The bonkers new Netflix series Tiger King: Murder, Mayhem and Madness opens with a call from Joe Exotic — aka Joseph Maldonado-Passage — placed from inside an Oklahoma jailhouse. “Let me show and tell the whole thing because then you’ll get it,” he promises. “Then you’ll say, 'Jesus f*cking Christ, why are you in jail?'” What follows is a seven-episode saga that culminates with the big cat fanatic being charged for hiring someone to murder Carole Baskin, the founder of a big cat rescue organization. But the answer to why exactly Joe Exotic is behind bars now is a little more complicated than that.
On January 22, the former zookeeper was sentenced to 22 years in federal prison for a conviction that included the two counts of murder-for-hire well-documented in Tiger King, but also 17 other crimes. Eight of those counts pertained to violations of the Lacey Act, a century-old conservation law that prohibits trade in illegal wildlife. In particular, Maldonado-Passage was held responsible for allegedly falsifying delivery forms and vet inspections for tigers, lions, and a baby lemur. The doctored forms reportedly indicated the animals were being donated or publicly exhibited across state lines when really they were being sold. In one instance, Maldonado-Passage was charged with selling a lion cub just two weeks after birth.

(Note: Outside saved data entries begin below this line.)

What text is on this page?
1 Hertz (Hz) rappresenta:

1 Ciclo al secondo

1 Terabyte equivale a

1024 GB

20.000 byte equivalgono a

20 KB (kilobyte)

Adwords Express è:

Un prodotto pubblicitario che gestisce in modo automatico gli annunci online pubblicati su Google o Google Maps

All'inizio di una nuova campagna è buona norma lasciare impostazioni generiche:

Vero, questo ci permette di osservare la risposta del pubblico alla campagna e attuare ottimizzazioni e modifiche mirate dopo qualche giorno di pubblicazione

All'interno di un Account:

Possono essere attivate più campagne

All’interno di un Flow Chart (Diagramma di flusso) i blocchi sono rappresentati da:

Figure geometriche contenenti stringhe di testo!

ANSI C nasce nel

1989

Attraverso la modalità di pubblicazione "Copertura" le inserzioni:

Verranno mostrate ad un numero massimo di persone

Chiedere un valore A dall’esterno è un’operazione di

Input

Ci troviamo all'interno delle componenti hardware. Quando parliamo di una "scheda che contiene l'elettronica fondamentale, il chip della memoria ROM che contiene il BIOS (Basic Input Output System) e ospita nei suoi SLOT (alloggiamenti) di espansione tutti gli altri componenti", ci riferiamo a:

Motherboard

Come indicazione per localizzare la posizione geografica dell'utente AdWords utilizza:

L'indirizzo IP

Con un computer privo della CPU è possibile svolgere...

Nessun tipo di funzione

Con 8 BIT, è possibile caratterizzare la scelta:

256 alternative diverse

Perhaps more chilling than the Lacey Act violations were the nine violations of the Endangered Species Act the jury heard. According to the indictment, Joe Exotic shot and killed five tigers in 2017 to make cage space for his other big cats. He also allegedly violated the ESA by illegally selling tiger cubs, which have been an internationally protected species since the 1970s.
Despite Maldonado-Passage's professed love of big cats, the wildlife crime convictions echo concerns raised in a 2011 Humane Society investigation into his commercial animal park. Back then, a caretaker alleged "hundreds of animals — most of them dangerous exotics such as tigers, lions, bears, chimpanzees and other primates — are caged in barren conditions, bred to provide infant animals for public photo shoots and 'play time' sessions and often cared for by workers who have little-to-no experience." The caretaker further claimed that baby tigers were whipped as part of their training and that visitors to the zoo were reportedly bitten by the animals.
Each individual Lacy Act violation is punishable with up to five years in prison. Each ESA conviction can carry an additional one-year sentence. And while Joe Exotic still contests his imprisonment, his 22-year sentence is significantly shorter than the maximum he faced.
Since the release of Tiger King, Maldonado-Passage has filed a lawsuit, as reported by TMZ, asking for $94 million from the U.S. Fish and Wildlife Service and a presidential pardon from Donald Trump. While the docuseries about his zoo and alleged crimes concluded with just seven episodes, it's clear that Joe Exotic's story is far from over.